Jerzy Borowczak nie żałuje też krytyki pod adresem kolegów z sejmowych ław, oskarżając ich o zmianę debaty nad projektem ustawy w "żenujące widowisko". "Wielu posłów, głównie z prawej strony, pokazało dobitnie, że gardzi sporą grupą Polaków. Irracjonalnie, hasło „związki partnerskie” wielu skojarzyło się wyłącznie z gejami i lesbijkami. Jakoś niewielu skojarzyło się ono z miłością bez kwitu z urzędu stanu cywilnego… Nie da się ukryć, że wielu ludzi zostało skrzywdzonych. Po prostu wstyd mi, że przyłożyli do tego rękę moi partyjni koledzy" - pisze polityk. Borowczak podkreśla, że szczególnie dziwi go fakt odrzucenia projektu autorstwa Artura Dunina z PO, w którym nie było mowy ani o adopcji, ani nawet wspólnym rozliczaniu podatków. "Tak to jednak bywa, gdy wielu posłów jest zależnych od kościelnych hierarchów" - stwierdza.
"Pokaz kołtuństwa, ciemnogrodu i pogardy wobec społeczeństwa"
Poseł przyznaje, że takie zachowanie kolegów sprawiało, iż przysłuchując się sejmowej debacie walczył z mdłościami. "Zastanawiałem się, co sobie myśleli ludzie, którzy mimo, iż nie zrobili nikomu nic złego, dowiedzieli się od niektórych posłów, że są hedonistami, zboczeńcami, osobami chorymi i zdegenerowanymi? Nie oszukujmy się, to nie była heroiczna obrona katolicyzmu i chrześcijańskich wartości, ale pokaz kołtuństwa, ciemnogrodu i pogardy wobec sporej części społeczeństwa.
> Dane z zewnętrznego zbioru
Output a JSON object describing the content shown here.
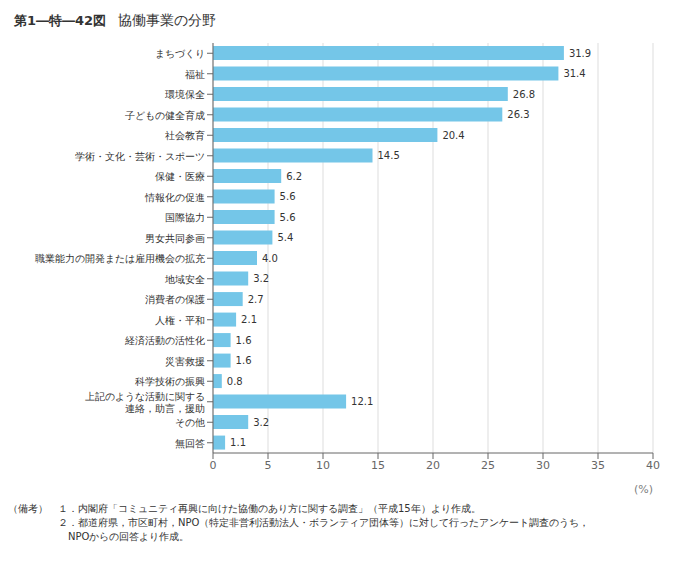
{
  "chart_data": {
    "type": "bar",
    "orientation": "horizontal",
    "title": "第1―特―42図",
    "subtitle": "協働事業の分野",
    "categories": [
      "まちづくり",
      "福祉",
      "環境保全",
      "子どもの健全育成",
      "社会教育",
      "学術・文化・芸術・スポーツ",
      "保健・医療",
      "情報化の促進",
      "国際協力",
      "男女共同参画",
      "職業能力の開発または雇用機会の拡充",
      "地域安全",
      "消費者の保護",
      "人権・平和",
      "経済活動の活性化",
      "災害救援",
      "科学技術の振興",
      "上記のような活動に関する\n連絡，助言，援助",
      "その他",
      "無回答"
    ],
    "values": [
      31.9,
      31.4,
      26.8,
      26.3,
      20.4,
      14.5,
      6.2,
      5.6,
      5.6,
      5.4,
      4.0,
      3.2,
      2.7,
      2.1,
      1.6,
      1.6,
      0.8,
      12.1,
      3.2,
      1.1
    ],
    "value_labels": [
      "31.9",
      "31.4",
      "26.8",
      "26.3",
      "20.4",
      "14.5",
      "6.2",
      "5.6",
      "5.6",
      "5.4",
      "4.0",
      "3.2",
      "2.7",
      "2.1",
      "1.6",
      "1.6",
      "0.8",
      "12.1",
      "3.2",
      "1.1"
    ],
    "data_labels": true,
    "color": "#74c6e8",
    "xlim": [
      0,
      40
    ],
    "xticks": [
      0,
      5,
      10,
      15,
      20,
      25,
      30,
      35,
      40
    ],
    "xlabel": "(%)",
    "grid": true,
    "annotations": [
      "（備考）　１．内閣府「コミュニティ再興に向けた協働のあり方に関する調査」（平成15年）より作成。",
      "　　　　　２．都道府県，市区町村，NPO（特定非営利活動法人・ボランティア団体等）に対して行ったアンケート調査のうち，",
      "　　　　　　NPOからの回答より作成。"
    ]
  }
}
To głosowanie wtrąciło nas do kręgów kulturowych bliższym Iranowi, czy Jemenowi, niż Unii Europejskiej - uważa Jerzy Borowczak.
"Państwo nie jest od tego, aby zaglądać ludziom pod pierzynę, ani od tego, aby oceniać moralność swoich obywateli. Może niektórzy powinni to w końcu zrozumieć, zanim temat nie wróci na Wiejską. Bo, że wróci i że powinien wrócić – jestem tego pewien. Niektórzy posłowie PO powinni dojrzeć do tego, w jakiej zasiadają partii i czego od nich ich elektorat oczekuje (...) Może gorąca dyskusja, którą wywołała w końcu otworzy oczy niektórym twardogłowym politykom i biskupom na to, w jakim świecie żyją i czego dzisiejszy świat od nich oczekuje" - podsumowuje poseł.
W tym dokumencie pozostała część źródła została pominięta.